Many African cultures revere the elephant as a symbol of strength and power. It is also praised for its size, longevity, stamina, mental faculties, cooperative spirit, and loyalty. Its religious importance is mostly totemic. Many societies believed that their chiefs would be reincarnated as elephants. In the 10th century, the people of Igbo-Ukwu in Nigeria buried their leaders with elephant tusks.

South Africa uses elephant tusks in their coat of arms to represent wisdom, strength, moderation and eternity.

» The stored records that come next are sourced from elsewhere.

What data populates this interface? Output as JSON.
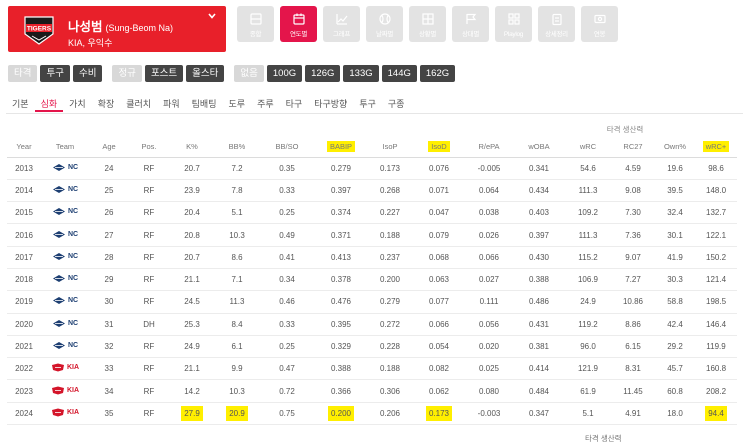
{
  "player": {
    "name": "나성범",
    "name_en": "(Sung-Beom Na)",
    "meta": "KIA, 우익수",
    "team_logo": "TIGERS",
    "dropdown_icon": "chevron-down-icon"
  },
  "view_tabs": [
    {
      "label": "종합",
      "icon": "summary-icon",
      "active": false
    },
    {
      "label": "연도별",
      "icon": "calendar-icon",
      "active": true
    },
    {
      "label": "그래프",
      "icon": "chart-icon",
      "active": false
    },
    {
      "label": "날짜별",
      "icon": "baseball-icon",
      "active": false
    },
    {
      "label": "상황별",
      "icon": "grid-icon",
      "active": false
    },
    {
      "label": "상대별",
      "icon": "flag-icon",
      "active": false
    },
    {
      "label": "Playlog",
      "icon": "play-icon",
      "active": false
    },
    {
      "label": "상세정리",
      "icon": "clipboard-icon",
      "active": false
    },
    {
      "label": "연봉",
      "icon": "money-icon",
      "active": false
    }
  ],
  "filters": {
    "role": [
      {
        "label": "타격",
        "active": false
      },
      {
        "label": "투구",
        "active": true
      },
      {
        "label": "수비",
        "active": true
      }
    ],
    "season": [
      {
        "label": "정규",
        "active": false
      },
      {
        "label": "포스트",
        "active": true
      },
      {
        "label": "올스타",
        "active": true
      }
    ],
    "games": [
      {
        "label": "없음",
        "active": false
      },
      {
        "label": "100G",
        "active": true
      },
      {
        "label": "126G",
        "active": true
      },
      {
        "label": "133G",
        "active": true
      },
      {
        "label": "144G",
        "active": true
      },
      {
        "label": "162G",
        "active": true
      }
    ]
  },
  "subtabs": [
    {
      "label": "기본",
      "active": false
    },
    {
      "label": "심화",
      "active": true
    },
    {
      "label": "가치",
      "active": false
    },
    {
      "label": "확장",
      "active": false
    },
    {
      "label": "클러치",
      "active": false
    },
    {
      "label": "파워",
      "active": false
    },
    {
      "label": "팀배팅",
      "active": false
    },
    {
      "label": "도루",
      "active": false
    },
    {
      "label": "주루",
      "active": false
    },
    {
      "label": "타구",
      "active": false
    },
    {
      "label": "타구방향",
      "active": false
    },
    {
      "label": "투구",
      "active": false
    },
    {
      "label": "구종",
      "active": false
    }
  ],
  "table": {
    "group_label": "타격 생산력",
    "columns": [
      "Year",
      "Team",
      "Age",
      "Pos.",
      "K%",
      "BB%",
      "BB/SO",
      "BABIP",
      "IsoP",
      "IsoD",
      "R/ePA",
      "wOBA",
      "wRC",
      "RC27",
      "Own%",
      "wRC+"
    ],
    "highlight_columns": [
      "BABIP",
      "IsoD",
      "wRC+"
    ],
    "rows": [
      {
        "year": "2013",
        "team": "NC",
        "age": "24",
        "pos": "RF",
        "k": "20.7",
        "bb": "7.2",
        "bbso": "0.35",
        "babip": "0.279",
        "isop": "0.173",
        "isod": "0.076",
        "repa": "-0.005",
        "woba": "0.341",
        "wrc": "54.6",
        "rc27": "4.59",
        "own": "19.6",
        "wrcp": "98.6"
      },
      {
        "year": "2014",
        "team": "NC",
        "age": "25",
        "pos": "RF",
        "k": "23.9",
        "bb": "7.8",
        "bbso": "0.33",
        "babip": "0.397",
        "isop": "0.268",
        "isod": "0.071",
        "repa": "0.064",
        "woba": "0.434",
        "wrc": "111.3",
        "rc27": "9.08",
        "own": "39.5",
        "wrcp": "148.0"
      },
      {
        "year": "2015",
        "team": "NC",
        "age": "26",
        "pos": "RF",
        "k": "20.4",
        "bb": "5.1",
        "bbso": "0.25",
        "babip": "0.374",
        "isop": "0.227",
        "isod": "0.047",
        "repa": "0.038",
        "woba": "0.403",
        "wrc": "109.2",
        "rc27": "7.30",
        "own": "32.4",
        "wrcp": "132.7"
      },
      {
        "year": "2016",
        "team": "NC",
        "age": "27",
        "pos": "RF",
        "k": "20.8",
        "bb": "10.3",
        "bbso": "0.49",
        "babip": "0.371",
        "isop": "0.188",
        "isod": "0.079",
        "repa": "0.026",
        "woba": "0.397",
        "wrc": "111.3",
        "rc27": "7.36",
        "own": "30.1",
        "wrcp": "122.1"
      },
      {
        "year": "2017",
        "team": "NC",
        "age": "28",
        "pos": "RF",
        "k": "20.7",
        "bb": "8.6",
        "bbso": "0.41",
        "babip": "0.413",
        "isop": "0.237",
        "isod": "0.068",
        "repa": "0.066",
        "woba": "0.430",
        "wrc": "115.2",
        "rc27": "9.07",
        "own": "41.9",
        "wrcp": "150.2"
      },
      {
        "year": "2018",
        "team": "NC",
        "age": "29",
        "pos": "RF",
        "k": "21.1",
        "bb": "7.1",
        "bbso": "0.34",
        "babip": "0.378",
        "isop": "0.200",
        "isod": "0.063",
        "repa": "0.027",
        "woba": "0.388",
        "wrc": "106.9",
        "rc27": "7.27",
        "own": "30.3",
        "wrcp": "121.4"
      },
      {
        "year": "2019",
        "team": "NC",
        "age": "30",
        "pos": "RF",
        "k": "24.5",
        "bb": "11.3",
        "bbso": "0.46",
        "babip": "0.476",
        "isop": "0.279",
        "isod": "0.077",
        "repa": "0.111",
        "woba": "0.486",
        "wrc": "24.9",
        "rc27": "10.86",
        "own": "58.8",
        "wrcp": "198.5"
      },
      {
        "year": "2020",
        "team": "NC",
        "age": "31",
        "pos": "DH",
        "k": "25.3",
        "bb": "8.4",
        "bbso": "0.33",
        "babip": "0.395",
        "isop": "0.272",
        "isod": "0.066",
        "repa": "0.056",
        "woba": "0.431",
        "wrc": "119.2",
        "rc27": "8.86",
        "own": "42.4",
        "wrcp": "146.4"
      },
      {
        "year": "2021",
        "team": "NC",
        "age": "32",
        "pos": "RF",
        "k": "24.9",
        "bb": "6.1",
        "bbso": "0.25",
        "babip": "0.329",
        "isop": "0.228",
        "isod": "0.054",
        "repa": "0.020",
        "woba": "0.381",
        "wrc": "96.0",
        "rc27": "6.15",
        "own": "29.2",
        "wrcp": "119.9"
      },
      {
        "year": "2022",
        "team": "KIA",
        "age": "33",
        "pos": "RF",
        "k": "21.1",
        "bb": "9.9",
        "bbso": "0.47",
        "babip": "0.388",
        "isop": "0.188",
        "isod": "0.082",
        "repa": "0.025",
        "woba": "0.414",
        "wrc": "121.9",
        "rc27": "8.31",
        "own": "45.7",
        "wrcp": "160.8"
      },
      {
        "year": "2023",
        "team": "KIA",
        "age": "34",
        "pos": "RF",
        "k": "14.2",
        "bb": "10.3",
        "bbso": "0.72",
        "babip": "0.366",
        "isop": "0.306",
        "isod": "0.062",
        "repa": "0.080",
        "woba": "0.484",
        "wrc": "61.9",
        "rc27": "11.45",
        "own": "60.8",
        "wrcp": "208.2"
      },
      {
        "year": "2024",
        "team": "KIA",
        "age": "35",
        "pos": "RF",
        "k": "27.9",
        "bb": "20.9",
        "bbso": "0.75",
        "babip": "0.200",
        "isop": "0.206",
        "isod": "0.173",
        "repa": "-0.003",
        "woba": "0.347",
        "wrc": "5.1",
        "rc27": "4.91",
        "own": "18.0",
        "wrcp": "94.4",
        "highlight": [
          "k",
          "bb",
          "babip",
          "isod",
          "wrcp"
        ]
      }
    ],
    "footer_group_label": "타격 생산력"
  },
  "colors": {
    "brand_red": "#e8202a",
    "active_tab": "#e4154b",
    "highlight": "#ffef00",
    "pill_dark": "#444444",
    "pill_muted": "#d8d8d8",
    "nc_navy": "#1d3f72",
    "kia_red": "#d4152a"
  }
}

In the western African Kingdom of Dahomey (now Benin), the elephant was associated with the 19th century rulers of the Fon people, Guezo and his son Glele. (Note: Guezo and Glele ruled from 1818 to 1858 and from 1858 to 1889, respectively) The animal is believed to evoke strength, royal legacy, and enduring memory as related by the proverbs: "There where the elephant passes in the forest, one knows" and "The animal steps on the ground, but the elephant steps down with strength." Their flag depicted an elephant wearing a royal crown.

===As national symbols===
The coat of arms of the Central African Republic features the head of an elephant in the upper left quadrant of the shield. The version of the coat of arms of Guinea used from 1958 to 1984 featured a golden elephant in the centre of the shield. The coat of arms of Ivory Coast features the head of an elephant as the focal point of the emblem. The coat of arms of the Republic of the Congo has two elephants supporting the shield. The coat of arms of Eswatini has an elephant and a lion supporting the shield.